As we look at the current SST setup,(pic 1) we can see some similarities to last winter as well as some key changes in key places.(pic 3) While there are no overwhelming anomalies to point for certain one way or another, there are hints.
We have no overwhelming enso conditions that look to dominate the pattern. Therefore I like to look closer.
The North Pacific is key #1.
What is a prime puzzle piece to eastern U.S cold for the heart of Winter?(Mid Dec-Mid Feb)
We want cold anomalies at the dateline and just east at 30-40N. Thats piece 1. We currently have something that in a weakened state resembles that look. Last year those cold anomalies ran in the north Pacific from the dateline to Northwest coast of the U.S.
This was good for a cold winter in the Pacific Northwest with lots of snow. As the trough held tight in that area. The east was under a constant SE ridge for a duration of the winter. That held in place in part due to the well above warm sst anomalies in the Gulf and up the coast to the Mid Atlantic to New England. We also saw warm anomalies off the Sw Mexico coast. The cold anomalies in the Pacific north accompanied by warmth across the south and up the eastern seaboard helped keep the ridge strong and consistent warm pushes interluded with brief shots of cold.
February 2017 featured some amazing warmth. In looking back, it was similiar to the Feb of 1932 What was also similiar was the 1932 sst setup. (pic 4)Cold anomalies in the Pacific Nw, and overall the north Pacific was at or below normal and well above from sw Mexico coast, the Gulf and up the eastern seaboard. (I alluded to this often on facebook page last Feb) Feb 1932 saw many record highs that still stand over this past Feb.
As the seasonal jet changes and we flux the sst setup something also very similiar was noticed in the monthly reanalysis in the sst setup vs the 7 day changes last Feb. The setup was shifting in locations very similiar to each other and 1932 had a cold wintry stretch for 10-14 days in March. Given the likenesses and overall setup, it was alluded to, to watch what occurs. Models went strong to a almost dead on likeness at 500mb to 32′. Sure enough as March came a reoccurence happened.

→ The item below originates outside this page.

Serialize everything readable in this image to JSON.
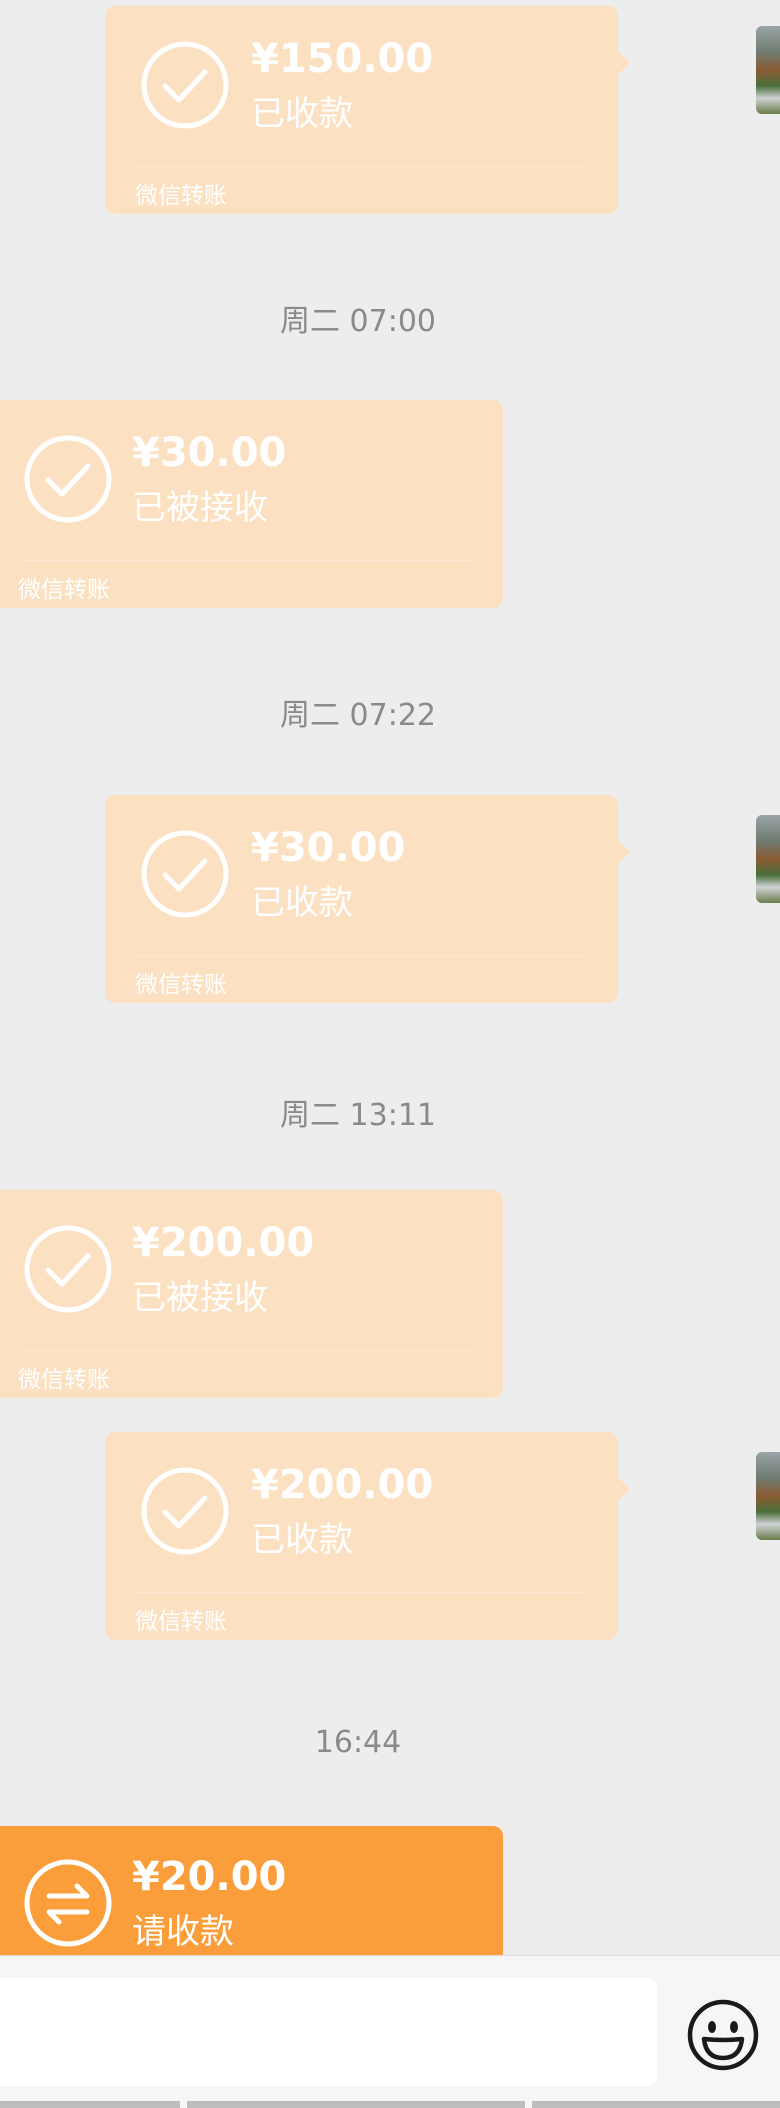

As you see some reasons why patterns setup, you dig more and more into the setup and accompanying weather we experience.
Right now out SST setup has cold near the dateline, 30-40N and east. But this year instead of a overwhelming large cold anomaly on the Pacific coast, especially the Pacific NW coast. There is much more warmth(key 2) (pic 1) and over the past 7 days the sst trend has been gaining on that setup. NOT THERE YET.
The next key(Key 3). I’ll include this all in key 3. The gulf and eastern seaboard. These SST anomalies were all very warm last year. Helped the strong SE ridge hold and not break down.(much like 32′) This year up until 2 weeks ago we saw minimal cooling and a ebb n flow of warming cooling that left a slight decline vs last year. Then we just experienced Hurricane Harvey that upwelled and also dropped lots of precipitation cooling that area of the Gulf quite significantly. We also saw a unnamed storm ride up the Mid Atlantic coast cooling those waters(pic 2) and we await the affects of Irma which may significantly cool those eastern seaboard waters even more. With the possibility of more systems behind Irma.
This trifecta of hints in the ssts along with no strong enso may be a sign of a winter that will place more cold in the east. We are not there yet.
Continuing changes for east cold
1- the cold pool needs to grow in the area its currently located.
2- the warmth east of that need to enhance, become greater. Its not bad as is, but not great enough to lock a western ridge
3- gulf and eastern seaboard anomalies need to cool further and expand. Both of which are possible and I’d currently give a 60-70% likelihood this occurs more.
These are factors to watch. Not the only factors, but some hints and key changes vs the mild winter last year. The winter before was overwhelmed by the strong enso and warm east coast.